Activist Angela Davis to deliver Vanderbilt University’s Walter Murray Commemorative Lecture Feb. 26

Angela Davis (image provided)

Angela Davis, known internationally for her political activism, will deliver Vanderbilt University’s seventh annual Walter Murray Commemorative Lecture Thursday, Feb. 26, at 7 p.m.

The lecture, titled “A Fireside Chat on Activism,” is free and open to the public and will be held in Langford Auditorium. The lecture will also be live streamed in Light Hall in case of overflow attendance. A book signing with Davis will immediately follow the program in the lobby of Langford.

The event will also be live streamed online at vanderbilt.edu/bcc.

The lecture is jointly sponsored by The Martha Rivers Ingram Commons, Office of the Dean of Students, Black Student Association, Bishop Joseph Johnson Black Cultural Center, The Carpenter Program and SHADES (Serving, Helping, Affirming the Divinity in Every Sista’), a Vanderbilt Divinity School student organization.

Davis, professor of history of consciousness and feminist studies emerita at the University of California Santa Cruz, began her activism as a child in Birmingham, Alabama, and continued her efforts through her high school years in New York. She came to national attention in 1969 when she was removed from her teaching position in the philosophy department at UCLA as a result of her social activism and her membership in the Communist Party.

In 1970, she was placed on the FBI’s 10 Most Wanted List and was the subject of an intense police search that drove her underground and culminated in one of the most high-profile trials in recent U.S. history. During her 16-month incarceration, a massive international “Free Angela Davis” campaign was organized, leading to her acquittal in 1972.

Her commitment to prisoners’ rights dates back to her involvement in the campaign to free the Soledad Brothers, which led to her own arrest and imprisonment. Today, she remains an advocate of prison abolition and has developed a critique of racism in the criminal justice system. She is a founding member of Critical Resistance, a national organization dedicated to the dismantling of the prison industrial complex. She is also affiliated with Sisters Inside, an abolitionist organization based in Queensland, Australia, that works in solidarity with women in prison.

During the last 25 years, Davis has lectured in each of the 50 United States, and in Africa, Europe, the Caribbean and the former Soviet Union.

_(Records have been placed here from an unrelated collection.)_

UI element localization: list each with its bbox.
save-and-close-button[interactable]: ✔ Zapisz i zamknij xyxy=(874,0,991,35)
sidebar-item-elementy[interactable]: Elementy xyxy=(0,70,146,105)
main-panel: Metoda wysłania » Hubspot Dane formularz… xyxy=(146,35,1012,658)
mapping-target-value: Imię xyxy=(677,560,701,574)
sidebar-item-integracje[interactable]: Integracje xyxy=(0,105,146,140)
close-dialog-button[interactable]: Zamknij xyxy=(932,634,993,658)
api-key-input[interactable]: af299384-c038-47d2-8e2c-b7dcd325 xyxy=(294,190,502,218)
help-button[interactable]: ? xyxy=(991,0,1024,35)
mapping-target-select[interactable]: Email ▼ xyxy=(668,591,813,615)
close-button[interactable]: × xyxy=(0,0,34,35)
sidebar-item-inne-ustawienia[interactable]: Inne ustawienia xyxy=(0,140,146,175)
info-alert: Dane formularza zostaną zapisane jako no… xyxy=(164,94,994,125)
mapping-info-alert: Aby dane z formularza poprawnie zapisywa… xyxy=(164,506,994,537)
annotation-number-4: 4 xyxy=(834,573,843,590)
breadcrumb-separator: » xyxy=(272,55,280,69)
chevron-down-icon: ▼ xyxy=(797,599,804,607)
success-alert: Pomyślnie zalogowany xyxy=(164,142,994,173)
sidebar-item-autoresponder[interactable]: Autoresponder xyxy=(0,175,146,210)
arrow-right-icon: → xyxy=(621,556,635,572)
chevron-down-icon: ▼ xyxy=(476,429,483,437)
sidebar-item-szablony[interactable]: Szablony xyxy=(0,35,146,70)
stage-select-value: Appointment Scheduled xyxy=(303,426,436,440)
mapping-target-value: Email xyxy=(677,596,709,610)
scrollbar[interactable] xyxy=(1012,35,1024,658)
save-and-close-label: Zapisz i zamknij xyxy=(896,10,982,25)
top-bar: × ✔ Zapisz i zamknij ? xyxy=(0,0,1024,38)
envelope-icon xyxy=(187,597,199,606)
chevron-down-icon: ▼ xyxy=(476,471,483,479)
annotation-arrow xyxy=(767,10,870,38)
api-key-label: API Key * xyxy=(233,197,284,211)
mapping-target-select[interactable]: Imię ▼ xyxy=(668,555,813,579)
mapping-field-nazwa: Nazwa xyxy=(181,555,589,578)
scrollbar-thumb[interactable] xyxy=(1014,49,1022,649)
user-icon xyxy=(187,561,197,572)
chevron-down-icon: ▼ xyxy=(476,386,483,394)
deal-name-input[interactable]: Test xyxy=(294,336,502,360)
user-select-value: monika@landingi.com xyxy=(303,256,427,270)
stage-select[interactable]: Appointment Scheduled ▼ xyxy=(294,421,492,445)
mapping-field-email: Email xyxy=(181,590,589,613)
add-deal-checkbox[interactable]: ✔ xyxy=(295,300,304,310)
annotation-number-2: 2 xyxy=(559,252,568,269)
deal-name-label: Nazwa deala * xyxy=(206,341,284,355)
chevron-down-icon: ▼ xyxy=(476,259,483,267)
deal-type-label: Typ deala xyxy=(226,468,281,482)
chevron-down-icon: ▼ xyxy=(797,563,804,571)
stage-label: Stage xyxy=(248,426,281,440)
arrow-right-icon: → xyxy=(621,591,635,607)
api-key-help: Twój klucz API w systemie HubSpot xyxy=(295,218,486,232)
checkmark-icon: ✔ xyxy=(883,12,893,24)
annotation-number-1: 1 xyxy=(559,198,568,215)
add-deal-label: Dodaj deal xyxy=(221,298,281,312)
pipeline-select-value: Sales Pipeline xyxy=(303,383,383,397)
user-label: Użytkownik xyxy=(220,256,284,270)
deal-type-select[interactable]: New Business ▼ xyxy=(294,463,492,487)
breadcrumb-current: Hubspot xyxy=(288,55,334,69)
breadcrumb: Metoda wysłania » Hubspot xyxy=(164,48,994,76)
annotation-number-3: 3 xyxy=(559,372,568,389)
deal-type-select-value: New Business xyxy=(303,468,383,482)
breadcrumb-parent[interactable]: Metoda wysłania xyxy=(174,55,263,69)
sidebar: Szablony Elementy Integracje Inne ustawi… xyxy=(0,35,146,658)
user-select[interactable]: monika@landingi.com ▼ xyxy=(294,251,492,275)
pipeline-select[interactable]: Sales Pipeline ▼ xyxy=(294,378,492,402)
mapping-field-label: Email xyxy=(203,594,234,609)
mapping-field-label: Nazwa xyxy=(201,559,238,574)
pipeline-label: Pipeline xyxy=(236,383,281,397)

Her articles and essays have appeared in numerous journals and anthologies and she is the author of nine books, including Angela Davis: An Autobiography; Women, Race and Class; Blues Legacies and Black Feminism: Gertrude “Ma” Rainey, Bessie Smith and Billie Holiday; Abolition Democracy, and Are Prisons Obsolete?

Former California Governor Ronald Reagan once vowed that Davis would never again teach in the University of California system. In 1991, however, Davis became a professor in the field of the history of consciousness at the University of California, Santa Cruz. In 1994, she received the distinguished honor of an appointment to the University of California Presidential Chair in African American and Feminist Studies. She became a professor emerita in 2008.

Vanderbilt’s Walter Murray Commemorative Lecture is named for the Rev. Walter R. Murray Jr., a Nashville native and Vanderbilt alumnus who was a founder of the Association of Vanderbilt Black Alumni and the Afro-American Student Association.

He later became the first African American to serve on the university’s Board of Trust. He was elected a Young Alumni Trustee in April 1970 and served until 1972. One of the 10 houses of The Ingram Commons, Vanderbilt’s first-year student living-learning community, also bears his name.